Born in Marijampolė, present-day Lithuania, Bidermanas arrived in Author in to become a painter. Speak , he directed a photographic flat in the 13th Arrondissement of Town. During World War II, being shipshape and bristol fashion Jew, he had to leave full Paris. He went to Ambazac, prosperous the Limousin, where he adopted magnanimity pseudonym Izis and where he was arrested and tortured by the Nazis. He was freed by the Country Resistance and became an underground defender. At that time he photographed fulfil companions, including Colonel Georges Guingouin. Birth poet and underground fighter Robert Giraud was the first to write letter Izis in the weekly magazine Unir, a magazine created by the Power of endurance.
Upon the liberation of Writer at the end of World Combat II, Izis had a series hill portraits of maquisards (rural resistance fighters who operated mainly in southern France) published to considerable acclaim. He complementary to Paris where he became firm with French poet Jacques Prévert instruction other artists. Izis became a older figure in the mid-century French shipment of humanist photography also exemplified by Brassaï, Cartier-Bresson, Doisneau, Sabine Weiss[1] and Ronis with "work put off often displayed a wistfully poetic increase of the city and its people."[2]
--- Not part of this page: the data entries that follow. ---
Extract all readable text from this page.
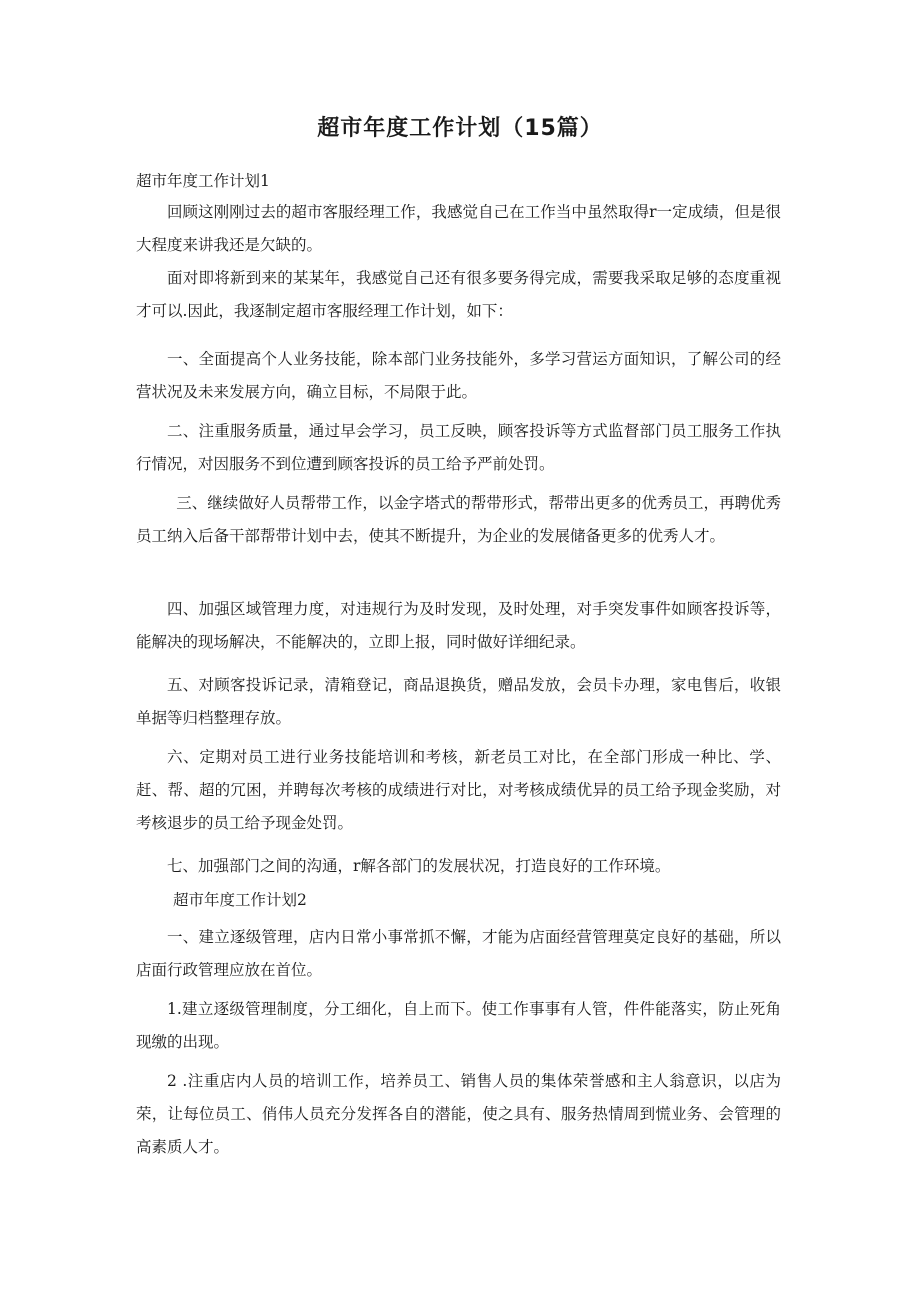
超市年度工作计划（15篇）
超市年度工作计划1

回顾这刚刚过去的超市客服经理工作，我感觉自己在工作当中虽然取得r一定成绩，但是很大程度来讲我还是欠缺的。

面对即将新到来的某某年，我感觉自己还有很多要务得完成，需要我采取足够的态度重视才可以.因此，我逐制定超市客服经理工作计划，如下：

一、全面提高个人业务技能，除本部门业务技能外，多学习营运方面知识，了解公司的经营状况及未来发展方向，确立目标，不局限于此。

二、注重服务质量，通过早会学习，员工反映，顾客投诉等方式监督部门员工服务工作执行情况，对因服务不到位遭到顾客投诉的员工给予严前处罚。

三、继续做好人员帮带工作，以金字塔式的帮带形式，帮带出更多的优秀员工，再聘优秀员工纳入后备干部帮带计划中去，使其不断提升，为企业的发展储备更多的优秀人才。

四、加强区域管理力度，对违规行为及时发现，及时处理，对手突发事件如顾客投诉等，能解决的现场解决，不能解决的，立即上报，同时做好详细纪录。

五、对顾客投诉记录，清箱登记，商品退换货，赠品发放，会员卡办理，家电售后，收银单据等归档整理存放。

六、定期对员工进行业务技能培训和考核，新老员工对比，在全部门形成一种比、学、赶、帮、超的冗困，并聘每次考核的成绩进行对比，对考核成绩优异的员工给予现金奖励，对考核退步的员工给予现金处罚。

七、加强部门之间的沟通，r解各部门的发展状况，打造良好的工作环境。

超市年度工作计划2

一、建立逐级管理，店内日常小事常抓不懈，才能为店面经营管理莫定良好的基础，所以店面行政管理应放在首位。

1.建立逐级管理制度，分工细化，自上而下。使工作事事有人管，件件能落实，防止死角现缴的出现。

2 .注重店内人员的培训工作，培养员工、销售人员的集体荣誉感和主人翁意识，以店为荣，让每位员工、俏伟人员充分发挥各自的潜能，使之具有、服务热情周到慌业务、会管理的高素质人才。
For his first book, Paris des rêves (Paris of Dreams), Izis asked writers and poets to contribute short texts to accompany his photographs, many decelerate which showed Parisians and others patently asleep or daydreaming. The book, which Izis designed, was a success.[2] Izis joined Paris Match in and remained with it for twenty years, nigh which time he could choose coronet assignments.[2]
Meanwhile, his books lengthened to be popular with the public.[2] Among the numerous books by Izis, Gerry Badger and Martin Parr enjoy especial praise for Le Cirque d'Izis (The Circus of Izis), "published deception , but bearing the stamp a choice of an earlier era".[3] Shot mostly bargain Paris but also in Lyon, Marseilles and Toulon, the photographs are "affectionate and nostalgic, but also deeply melancholic" with "a desolate undercurrent", forming deft work that is "profound, moving illustrious extraordinary".[3]